Kendari – Provinsi Sulawesi Tenggara (Sultra) kini memiliki total 56 desa tangguh bencana yang telah terbentuk dan aktif di 10 kabupaten/kota. Data tersebut diungkapkan Kepala Badan Penanggulangan Bencana Daerah (BPBD) Sultra, La Ode Saifuddin, Senin (24/11/2025).
Saifuddin merincikan, desa tangguh bencana tersebar di Kabupaten Buton (6 desa), Konawe (2 desa), Kolaka (29 desa), Konawe Selatan (1 desa), Buton Utara (4 desa), Konawe Utara (2 desa), Kolaka Timur (1 desa), Buton Tengah (7 desa), Kota Kendari (2 desa), dan Kota Baubau (2 desa).
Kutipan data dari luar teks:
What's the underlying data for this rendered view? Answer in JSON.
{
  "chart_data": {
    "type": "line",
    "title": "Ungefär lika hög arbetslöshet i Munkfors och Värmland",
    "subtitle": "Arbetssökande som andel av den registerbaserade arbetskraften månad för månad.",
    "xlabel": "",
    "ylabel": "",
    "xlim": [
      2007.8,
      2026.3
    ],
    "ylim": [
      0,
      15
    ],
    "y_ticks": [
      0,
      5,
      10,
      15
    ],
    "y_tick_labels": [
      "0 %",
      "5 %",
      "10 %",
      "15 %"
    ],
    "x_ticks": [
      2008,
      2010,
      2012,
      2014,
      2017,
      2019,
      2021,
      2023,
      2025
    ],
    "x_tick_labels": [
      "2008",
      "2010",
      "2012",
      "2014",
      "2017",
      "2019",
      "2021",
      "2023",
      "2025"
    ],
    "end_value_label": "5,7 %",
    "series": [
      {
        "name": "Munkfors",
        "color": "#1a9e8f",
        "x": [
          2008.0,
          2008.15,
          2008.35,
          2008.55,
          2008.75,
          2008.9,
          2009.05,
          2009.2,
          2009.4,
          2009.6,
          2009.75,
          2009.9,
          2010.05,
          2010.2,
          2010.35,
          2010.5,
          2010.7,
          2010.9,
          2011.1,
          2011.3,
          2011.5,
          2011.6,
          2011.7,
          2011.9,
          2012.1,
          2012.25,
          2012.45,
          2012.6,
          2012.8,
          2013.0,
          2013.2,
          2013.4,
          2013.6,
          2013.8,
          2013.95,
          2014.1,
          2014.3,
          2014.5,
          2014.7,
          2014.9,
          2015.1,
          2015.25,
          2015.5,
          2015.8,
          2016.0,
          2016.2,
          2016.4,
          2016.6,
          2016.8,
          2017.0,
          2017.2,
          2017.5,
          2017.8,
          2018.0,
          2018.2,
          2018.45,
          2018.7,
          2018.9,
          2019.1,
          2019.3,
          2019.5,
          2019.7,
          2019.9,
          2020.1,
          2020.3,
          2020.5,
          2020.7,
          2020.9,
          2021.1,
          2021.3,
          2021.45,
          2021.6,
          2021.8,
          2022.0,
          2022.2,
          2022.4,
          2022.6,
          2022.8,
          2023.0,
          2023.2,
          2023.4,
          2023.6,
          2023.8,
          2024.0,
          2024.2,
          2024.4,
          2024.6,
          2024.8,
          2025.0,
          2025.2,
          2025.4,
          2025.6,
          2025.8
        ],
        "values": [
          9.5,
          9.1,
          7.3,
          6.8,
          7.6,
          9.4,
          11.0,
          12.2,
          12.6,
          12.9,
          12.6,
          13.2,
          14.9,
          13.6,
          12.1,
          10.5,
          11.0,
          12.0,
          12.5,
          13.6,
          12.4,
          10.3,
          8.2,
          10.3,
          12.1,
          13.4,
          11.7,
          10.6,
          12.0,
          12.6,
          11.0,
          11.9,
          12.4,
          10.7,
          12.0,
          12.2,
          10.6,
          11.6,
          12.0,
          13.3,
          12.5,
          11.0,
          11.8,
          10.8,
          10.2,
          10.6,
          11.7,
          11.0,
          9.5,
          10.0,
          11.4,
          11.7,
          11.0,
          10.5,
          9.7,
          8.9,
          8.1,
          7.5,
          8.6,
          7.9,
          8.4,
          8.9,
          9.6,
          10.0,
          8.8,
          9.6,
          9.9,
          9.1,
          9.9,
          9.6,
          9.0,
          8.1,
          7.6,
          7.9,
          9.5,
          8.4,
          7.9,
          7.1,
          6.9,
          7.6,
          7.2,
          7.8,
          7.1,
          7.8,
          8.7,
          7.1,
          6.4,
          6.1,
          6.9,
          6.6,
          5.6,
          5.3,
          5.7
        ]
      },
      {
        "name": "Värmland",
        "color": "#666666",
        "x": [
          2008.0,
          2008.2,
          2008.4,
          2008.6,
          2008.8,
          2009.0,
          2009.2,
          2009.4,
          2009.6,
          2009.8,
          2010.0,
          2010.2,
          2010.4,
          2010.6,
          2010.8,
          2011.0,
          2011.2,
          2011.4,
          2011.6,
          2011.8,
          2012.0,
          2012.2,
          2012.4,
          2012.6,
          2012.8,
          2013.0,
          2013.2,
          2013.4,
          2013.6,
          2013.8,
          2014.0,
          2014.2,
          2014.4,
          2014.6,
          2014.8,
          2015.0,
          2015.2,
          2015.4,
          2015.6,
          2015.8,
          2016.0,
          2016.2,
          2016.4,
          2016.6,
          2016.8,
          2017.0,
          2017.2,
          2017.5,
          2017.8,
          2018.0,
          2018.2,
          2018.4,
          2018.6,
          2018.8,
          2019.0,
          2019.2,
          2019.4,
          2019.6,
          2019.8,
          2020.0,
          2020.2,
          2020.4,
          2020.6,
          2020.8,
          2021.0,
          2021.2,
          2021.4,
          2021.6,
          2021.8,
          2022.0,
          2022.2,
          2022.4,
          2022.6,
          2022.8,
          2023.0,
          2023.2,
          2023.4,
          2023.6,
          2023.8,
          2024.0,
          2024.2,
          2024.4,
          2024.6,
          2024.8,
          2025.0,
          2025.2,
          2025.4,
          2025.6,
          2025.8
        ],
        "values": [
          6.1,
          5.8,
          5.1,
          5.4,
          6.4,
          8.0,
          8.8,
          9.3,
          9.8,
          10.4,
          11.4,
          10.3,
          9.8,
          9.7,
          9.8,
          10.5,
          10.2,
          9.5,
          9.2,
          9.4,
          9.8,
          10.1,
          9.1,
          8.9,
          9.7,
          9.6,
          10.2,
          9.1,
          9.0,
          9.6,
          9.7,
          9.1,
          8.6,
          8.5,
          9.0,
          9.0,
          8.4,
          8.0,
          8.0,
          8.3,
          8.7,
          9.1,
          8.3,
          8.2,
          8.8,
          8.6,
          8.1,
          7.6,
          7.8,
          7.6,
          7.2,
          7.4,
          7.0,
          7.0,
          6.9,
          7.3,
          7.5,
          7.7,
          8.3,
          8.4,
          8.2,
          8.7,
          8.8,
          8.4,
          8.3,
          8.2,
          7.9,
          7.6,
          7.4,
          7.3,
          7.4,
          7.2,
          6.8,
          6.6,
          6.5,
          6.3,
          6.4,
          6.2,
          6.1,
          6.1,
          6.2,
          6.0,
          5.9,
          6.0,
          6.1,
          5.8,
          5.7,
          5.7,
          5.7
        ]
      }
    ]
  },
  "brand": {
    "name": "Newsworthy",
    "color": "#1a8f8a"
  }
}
Ia menyebut masih ada tujuh kabupaten/kota yang belum membentuk desa tangguh bencana, yakni Muna, Bombana, Wakatobi, Kolaka Utara, Konawe Kepulauan, Muna Barat, dan Buton Selatan. Daerah-daerah tersebut juga belum menerima penghargaan dalam penyerahan bantuan yang berlangsung pada kegiatan simulasi kebencanaan.
Menurut Saifuddin, BPBD Sultra telah melakukan evaluasi di seluruh daerah yang sudah memiliki desa tangguh bencana dan memastikan struktur serta personelnya telah terbentuk. Ia berharap seluruh kabupaten/kota segera membentuk desa serupa karena pemerintah pusat melalui BNPB berencana menjadikan program tersebut sebagai objek lomba nasional.
“Kami sudah usulkan agar ke depan ada Lomba Desa Tangguh Bencana, seperti lomba desa dan kelurahan yang digelar Kemendagri. Bahkan kami mengusulkan agar juara lomba desa/kelurahan wajib merupakan desa tangguh bencana,” katanya.
Ia menegaskan penanggulangan bencana merupakan tanggung jawab bersama melalui pendekatan pentahelix yakni masyarakat, pemerintah, dunia usaha, TNI-Polri, dan media.
Kata Saifuddin, Gubernur Sultra Andi sumangerukka juga berkomitmen melanjutkan kegiatan simulasi kebencanaan pada tahun depan, termasuk kemungkinan penambahan bantuan ambulans untuk kabupaten/kota.
“Kami berterima kasih kepada semua pihak yang terlibat. Mudah-mudahan ke depan seluruh daerah bisa memiliki desa tangguh bencana,” pungkasnya.